Nothing like this capacity is available to the cops, EMTs, social workers, emergency department staffs, court personnel, and family members who must do the “boundary work” required to keep the mentally ill and their communities safe in times of acute crises.  There are hundreds of police departments in Massachusetts; hundreds of medical facilities; hundreds of emergency departments and 911 dispatch call centers.  There are thousands of family members and neighbors who have been involuntarily assigned responsibilities.  The  “When should I call?”  “Whom should I call?” are always lurking in the minds of the family members of the seriously mentally ill. Answering those questions is “boundary work” too.

We can’t live without disciplining dangerous conduct by individual system actors, but we can’t allow a laser focus on punishment to blind us to the need to develop a foundation for continual work on safety.  There are fledgling efforts that we could adapt and incorporate into a safety center.  Massachusetts’ Betsy Lehman Patient Safety Center provides a “safe harbor” for examining weakness in the medical silo.  Jurisdictions such as Tucson have conducted all-stakeholders  “sentinel event reviews” of in-custody deaths of people in psychiatric crisis that have generated dozens of recommendations.

What if we combined the two to examine fatal shootings—and successful de-escalations and diversions—and learn their lessons? What if we developed a platform for sharing those lessons? A Safety Center that could address these and other recurrent problems such as wrongful convictions?
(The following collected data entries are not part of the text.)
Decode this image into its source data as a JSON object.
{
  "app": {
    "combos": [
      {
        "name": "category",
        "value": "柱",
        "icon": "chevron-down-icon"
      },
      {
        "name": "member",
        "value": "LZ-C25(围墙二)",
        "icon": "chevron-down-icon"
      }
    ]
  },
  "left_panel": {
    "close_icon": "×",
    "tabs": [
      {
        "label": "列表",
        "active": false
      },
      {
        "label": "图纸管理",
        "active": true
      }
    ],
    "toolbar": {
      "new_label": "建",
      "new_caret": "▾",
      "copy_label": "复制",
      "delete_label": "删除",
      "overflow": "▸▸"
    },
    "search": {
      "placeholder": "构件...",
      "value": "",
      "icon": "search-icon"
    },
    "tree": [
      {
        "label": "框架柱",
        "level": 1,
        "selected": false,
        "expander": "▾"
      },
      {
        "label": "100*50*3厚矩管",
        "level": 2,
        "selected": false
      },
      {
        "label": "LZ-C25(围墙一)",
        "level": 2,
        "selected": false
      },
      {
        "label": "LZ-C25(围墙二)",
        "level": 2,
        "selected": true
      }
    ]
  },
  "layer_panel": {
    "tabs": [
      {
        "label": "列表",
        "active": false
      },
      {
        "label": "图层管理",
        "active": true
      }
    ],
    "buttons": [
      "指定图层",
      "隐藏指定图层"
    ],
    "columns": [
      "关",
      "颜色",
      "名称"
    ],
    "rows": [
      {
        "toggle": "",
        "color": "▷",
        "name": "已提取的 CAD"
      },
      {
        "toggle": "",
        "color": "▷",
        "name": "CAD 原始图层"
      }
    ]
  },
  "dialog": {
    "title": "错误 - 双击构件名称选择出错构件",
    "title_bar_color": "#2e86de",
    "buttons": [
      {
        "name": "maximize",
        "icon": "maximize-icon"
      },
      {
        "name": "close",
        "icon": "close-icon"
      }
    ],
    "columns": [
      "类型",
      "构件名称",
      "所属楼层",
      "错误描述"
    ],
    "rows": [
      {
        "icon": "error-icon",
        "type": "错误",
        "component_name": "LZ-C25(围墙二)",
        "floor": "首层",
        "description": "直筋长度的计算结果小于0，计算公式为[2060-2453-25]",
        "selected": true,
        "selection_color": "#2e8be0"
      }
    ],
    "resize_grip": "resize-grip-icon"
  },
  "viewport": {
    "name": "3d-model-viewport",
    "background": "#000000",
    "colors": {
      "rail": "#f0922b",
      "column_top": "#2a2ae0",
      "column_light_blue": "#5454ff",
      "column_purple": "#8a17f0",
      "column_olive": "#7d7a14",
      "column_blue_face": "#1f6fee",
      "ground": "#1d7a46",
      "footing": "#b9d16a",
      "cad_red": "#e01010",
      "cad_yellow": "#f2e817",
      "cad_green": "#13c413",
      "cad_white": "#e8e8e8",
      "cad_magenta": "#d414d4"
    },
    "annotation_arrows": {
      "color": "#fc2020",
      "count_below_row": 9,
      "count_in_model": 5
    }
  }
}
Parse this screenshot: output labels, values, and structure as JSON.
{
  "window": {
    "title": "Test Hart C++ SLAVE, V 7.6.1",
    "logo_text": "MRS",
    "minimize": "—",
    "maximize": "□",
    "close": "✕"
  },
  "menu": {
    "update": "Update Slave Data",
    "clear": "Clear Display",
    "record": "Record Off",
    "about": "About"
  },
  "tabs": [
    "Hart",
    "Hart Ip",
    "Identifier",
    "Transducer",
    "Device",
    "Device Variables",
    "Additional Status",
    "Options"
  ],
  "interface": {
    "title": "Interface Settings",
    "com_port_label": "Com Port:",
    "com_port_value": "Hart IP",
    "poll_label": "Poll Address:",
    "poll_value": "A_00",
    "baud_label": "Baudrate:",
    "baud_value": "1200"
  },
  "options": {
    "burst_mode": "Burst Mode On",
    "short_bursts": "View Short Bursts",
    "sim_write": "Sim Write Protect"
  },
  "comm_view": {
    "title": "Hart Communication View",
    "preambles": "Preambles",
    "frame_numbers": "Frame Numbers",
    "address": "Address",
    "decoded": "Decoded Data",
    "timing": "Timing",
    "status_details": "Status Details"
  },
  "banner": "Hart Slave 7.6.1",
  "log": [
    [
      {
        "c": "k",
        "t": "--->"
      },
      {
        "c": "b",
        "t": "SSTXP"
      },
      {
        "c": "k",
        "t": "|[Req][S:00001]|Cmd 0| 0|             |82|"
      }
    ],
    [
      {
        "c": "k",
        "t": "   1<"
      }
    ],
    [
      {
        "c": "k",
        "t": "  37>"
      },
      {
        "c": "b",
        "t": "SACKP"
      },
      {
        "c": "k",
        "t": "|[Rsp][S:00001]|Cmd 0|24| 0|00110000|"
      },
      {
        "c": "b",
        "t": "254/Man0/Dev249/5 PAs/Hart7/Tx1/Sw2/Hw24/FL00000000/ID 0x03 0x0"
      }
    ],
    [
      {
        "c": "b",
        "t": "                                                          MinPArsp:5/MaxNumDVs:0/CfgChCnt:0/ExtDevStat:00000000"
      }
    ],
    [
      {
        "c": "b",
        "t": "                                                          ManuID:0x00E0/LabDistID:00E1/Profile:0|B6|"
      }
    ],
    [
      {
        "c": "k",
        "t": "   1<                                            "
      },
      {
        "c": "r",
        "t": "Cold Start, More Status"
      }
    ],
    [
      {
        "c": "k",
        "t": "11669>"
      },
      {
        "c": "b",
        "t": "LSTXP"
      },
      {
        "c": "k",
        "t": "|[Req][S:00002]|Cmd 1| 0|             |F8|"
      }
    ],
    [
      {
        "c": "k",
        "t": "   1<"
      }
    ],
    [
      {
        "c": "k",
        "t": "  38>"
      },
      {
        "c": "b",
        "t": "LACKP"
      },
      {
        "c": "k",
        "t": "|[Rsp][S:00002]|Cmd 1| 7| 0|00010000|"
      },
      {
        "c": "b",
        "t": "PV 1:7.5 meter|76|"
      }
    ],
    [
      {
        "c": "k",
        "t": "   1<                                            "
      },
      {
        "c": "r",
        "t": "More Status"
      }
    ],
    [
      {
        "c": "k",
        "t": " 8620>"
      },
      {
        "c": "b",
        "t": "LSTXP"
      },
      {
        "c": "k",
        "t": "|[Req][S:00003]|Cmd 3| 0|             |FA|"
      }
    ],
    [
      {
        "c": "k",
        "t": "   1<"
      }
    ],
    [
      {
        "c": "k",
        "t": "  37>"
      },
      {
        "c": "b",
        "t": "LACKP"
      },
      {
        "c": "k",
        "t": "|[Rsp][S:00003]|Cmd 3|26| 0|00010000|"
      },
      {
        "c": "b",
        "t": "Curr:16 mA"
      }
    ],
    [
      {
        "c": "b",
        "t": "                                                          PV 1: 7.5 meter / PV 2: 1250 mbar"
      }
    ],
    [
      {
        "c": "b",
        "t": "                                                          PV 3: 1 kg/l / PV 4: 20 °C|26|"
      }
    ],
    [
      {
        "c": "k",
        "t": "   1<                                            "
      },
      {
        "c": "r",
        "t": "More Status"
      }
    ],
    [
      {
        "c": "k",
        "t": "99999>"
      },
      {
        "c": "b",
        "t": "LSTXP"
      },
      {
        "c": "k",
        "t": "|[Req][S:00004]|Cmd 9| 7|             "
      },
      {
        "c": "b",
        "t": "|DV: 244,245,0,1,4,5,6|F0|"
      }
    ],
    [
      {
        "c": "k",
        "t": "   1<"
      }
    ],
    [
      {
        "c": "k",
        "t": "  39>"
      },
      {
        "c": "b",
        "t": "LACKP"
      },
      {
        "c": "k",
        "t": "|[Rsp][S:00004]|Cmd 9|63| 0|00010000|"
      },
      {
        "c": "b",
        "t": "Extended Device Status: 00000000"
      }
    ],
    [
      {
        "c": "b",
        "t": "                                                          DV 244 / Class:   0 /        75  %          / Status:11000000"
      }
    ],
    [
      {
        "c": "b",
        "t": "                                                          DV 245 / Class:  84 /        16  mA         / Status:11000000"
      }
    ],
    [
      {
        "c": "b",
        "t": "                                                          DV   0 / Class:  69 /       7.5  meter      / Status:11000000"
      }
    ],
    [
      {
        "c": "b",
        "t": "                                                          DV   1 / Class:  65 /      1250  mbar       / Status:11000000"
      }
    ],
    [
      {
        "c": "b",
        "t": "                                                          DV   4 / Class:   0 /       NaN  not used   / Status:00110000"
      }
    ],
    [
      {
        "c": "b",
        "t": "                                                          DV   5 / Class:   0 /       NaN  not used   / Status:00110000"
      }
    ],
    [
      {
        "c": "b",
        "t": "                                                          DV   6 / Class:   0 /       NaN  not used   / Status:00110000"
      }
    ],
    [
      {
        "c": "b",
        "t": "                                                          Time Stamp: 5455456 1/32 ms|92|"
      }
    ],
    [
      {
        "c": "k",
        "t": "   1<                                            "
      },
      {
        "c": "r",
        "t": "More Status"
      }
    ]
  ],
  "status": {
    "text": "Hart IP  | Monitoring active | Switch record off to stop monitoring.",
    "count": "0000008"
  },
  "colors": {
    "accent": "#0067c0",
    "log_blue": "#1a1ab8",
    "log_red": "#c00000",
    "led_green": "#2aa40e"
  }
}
Could we find a way to show that we think of the mentally ill not as dangers to be controlled or confined, but as friends and neighbors to be cherished?  Could we communicate to the mentally ill and their families—and to each other—that “landing” all of the patients is something we desperately want to do?

James Doyle is a Boston defense lawyer and author and formerly the head of the public defender division of the Committee for Public Counsel Services and Director of the Center for Modern Forensic Practice at the John Jay College of Criminal Justice.